Tinga

In my search for interesting Mexican/Texmex dishes I came across this recipe for tinga. Tinga is basically a stewed pork dish. The pork is stewed in a tomato and chipotle sauce. It can be served on tostadas, or as burritos or as a stew. I really enjoyed this dish. The smoky and spicy chipotles, the sweetness from the sugar, the tang from the lemon juice and the saltiness of the cheese make for a really nice combination. The cilantro also adds a really nice flavour to this dish.
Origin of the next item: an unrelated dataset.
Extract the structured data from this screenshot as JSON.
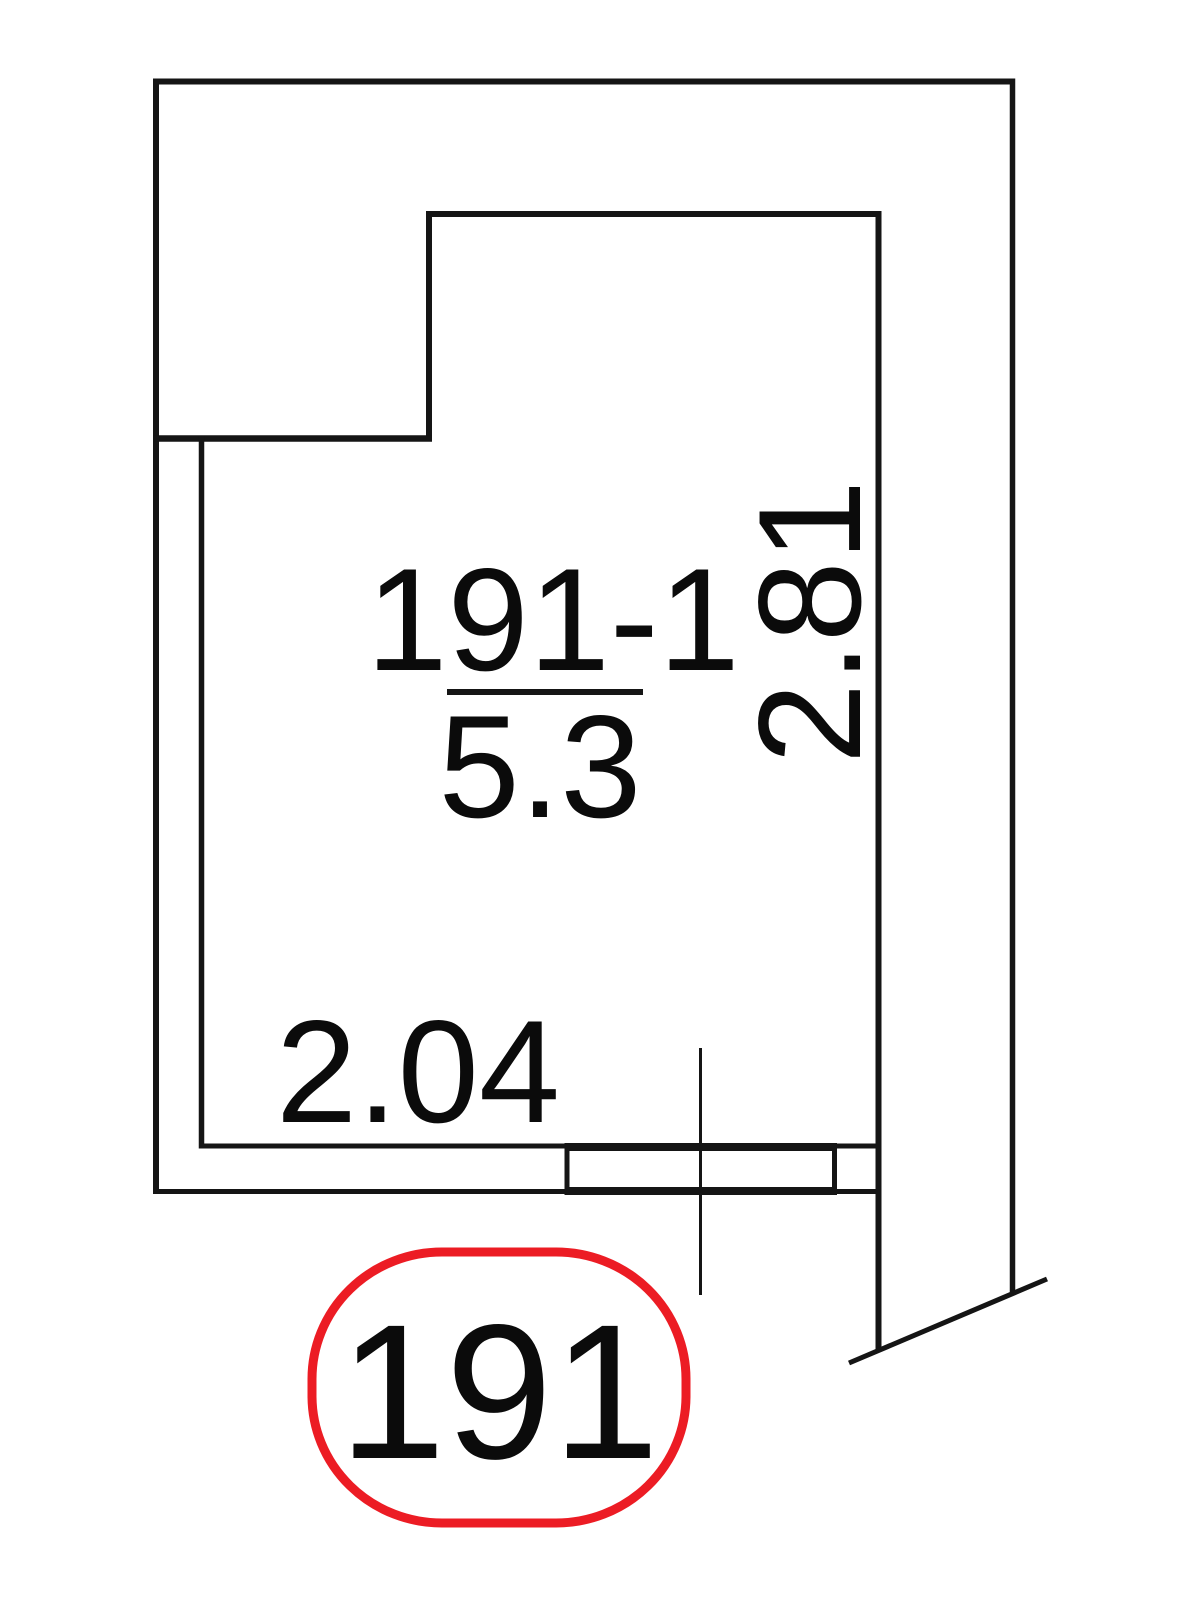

Cilantro is an herb that I did not really like when I was a kid but now I am using a lot of it.
Note: Be careful with how much of the chipotles peppers you add. You might want to add them a bit at a time and test it as you go, so that it is not hotter than you would like.
Ingredients:
3 cups of water
3 tablespoons salt
1 tablespoon sugar
1/2 tablespoon pepper
1/2 pound pork (cut into 1-inch cubes)
1 bay leaf
1/2 onion (chopped)
1 clove garlic (chopped)
1/2 pound of Mexican chorizo (casings removed)
1/2 onion (chopped)
3 cloves garlic (chopped)
3 chipotle peppers in adobo (pureed)
1 cup of tomatoes (pureed, fresh or canned)
1/2 teaspoon oregano
2 tablespoons brown sugar
salt and pepper to taste
1/4 cup cilantro
1 teaspoon butter
4 tortillas
1/4 cup cilantro
2 tablespoons Cotija (or Feta) cheese (crumbled)
1 lime (cut into wedges)
Directions:
1. Make the brine by mixing the water, salt, sugar, and pepper in a ziplock bag.
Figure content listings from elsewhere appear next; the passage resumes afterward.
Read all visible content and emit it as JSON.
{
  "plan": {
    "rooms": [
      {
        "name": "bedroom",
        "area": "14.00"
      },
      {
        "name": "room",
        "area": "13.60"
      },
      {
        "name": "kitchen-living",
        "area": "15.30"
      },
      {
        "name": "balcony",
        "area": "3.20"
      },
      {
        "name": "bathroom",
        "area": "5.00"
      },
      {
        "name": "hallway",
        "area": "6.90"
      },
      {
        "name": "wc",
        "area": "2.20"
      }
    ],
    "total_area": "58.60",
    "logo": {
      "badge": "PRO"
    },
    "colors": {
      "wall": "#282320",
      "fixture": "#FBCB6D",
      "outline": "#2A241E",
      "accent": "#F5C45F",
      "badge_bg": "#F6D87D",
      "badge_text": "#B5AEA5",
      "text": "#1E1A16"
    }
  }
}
2. Add the pork to the bag and let brine in the fridge for several hours.
3. Place the pork in a pot of water along with the bay leaf, half of the onion, and garlic. (Discard the brine.)
4. Bring the water to a boil, reduce the heat and simmer for about an hour or until the pork is tender.
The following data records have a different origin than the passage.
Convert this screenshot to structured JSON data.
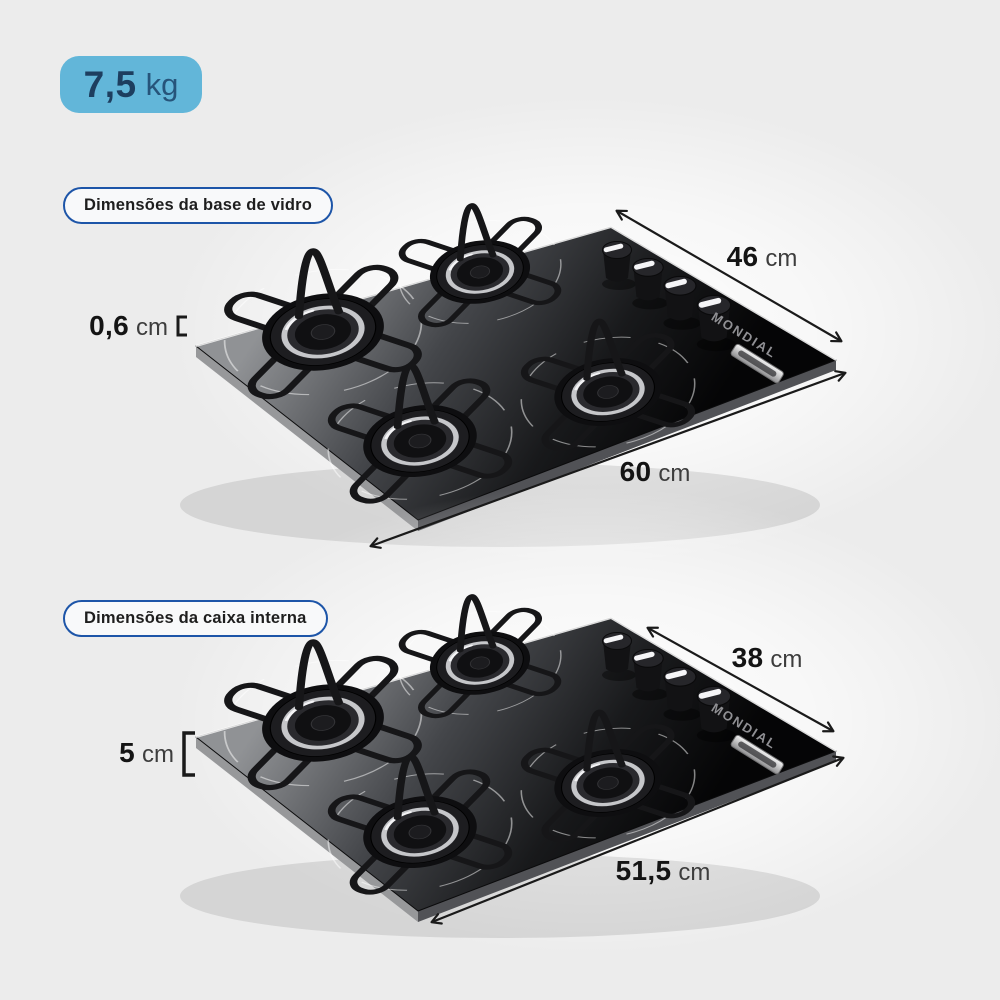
{
  "weight_badge": {
    "value": "7,5",
    "unit": "kg"
  },
  "brand": "MONDIAL",
  "sections": [
    {
      "label": "Dimensões da base de vidro",
      "depth": {
        "value": "46",
        "unit": "cm"
      },
      "width": {
        "value": "60",
        "unit": "cm"
      },
      "thickness": {
        "value": "0,6",
        "unit": "cm"
      }
    },
    {
      "label": "Dimensões da caixa interna",
      "depth": {
        "value": "38",
        "unit": "cm"
      },
      "width": {
        "value": "51,5",
        "unit": "cm"
      },
      "thickness": {
        "value": "5",
        "unit": "cm"
      }
    }
  ],
  "colors": {
    "background": "#ececec",
    "badge_bg": "#62b6d9",
    "badge_text": "#1d3e5f",
    "pill_border": "#1d55a8",
    "dimension_text": "#141414",
    "arrow": "#1a1a1a",
    "cooktop_glass": "#0a0a0c"
  }
}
5. Remove the pork and shred using 2 forks.
6. Brown the chorizo in a pan crumbling it as it cooks.
7. Add the onions and garlic and cook until the onions are transparent.
8. Add the shredded pork, chipotle peppers, tomatoes, oregano, sugar, salt and pepper and simmer for 15 minutes.
9. Remove from heat and add the cilantro.
10. Melt the butter in a clean pan and toast the tortillas until golden brown.
11. Place the tinga mixture on the tortillas and top with the cilantro and the cheese.
12. Serve with sliced lime.
Note: Can be used as a filling in burritos.
Similar Recipes:
Tacos al Pastor
Cochinita Pibil (Puerco Pibil)
Cochinita Pibil Tacos
Carnitas Tacos







10 comments:
OK Kevin... that is one SERIOUS list of ingredients... I think I am going to have to use Legal size paper to print this out! Looks really yummy (and I look HOT)
oh geez... typo in my previous comment.... I meant to say "and I LOVE hot" (I'm a moron)
Well Janet, some people would say you look hot too...
I have to say, I would totally eat this, wheat or no. It looks sooo yummy.
I love seeing new dishes I've never heard of before. Also, I have to get some dried Chipotles from Kensington Market soon.
You always make the most interesting ethnic dishes. Way to be adventurous! :)
Sounds very flavourful Kevin! I agree that feta cheese substitutes well for the cojita or con queso Mexican cheeses. PS You're up early on a Saturday!!!I guess I am as well but I am headed to the farmers market
This looks awesome, and you are right about the heat!
This looks really good, my stomach is literally growling. What cut of pork did you use?
I used some leftover thick pork chops that were in my freezer. Given that the pork is shredded I would imagine that any cut the is thick enough to shred would work.
I bought some chicken tinga tamales from a local farmers market...I must say they are one of the tastier items I have ever come across in my quest for finding more delicious Mexican dishes.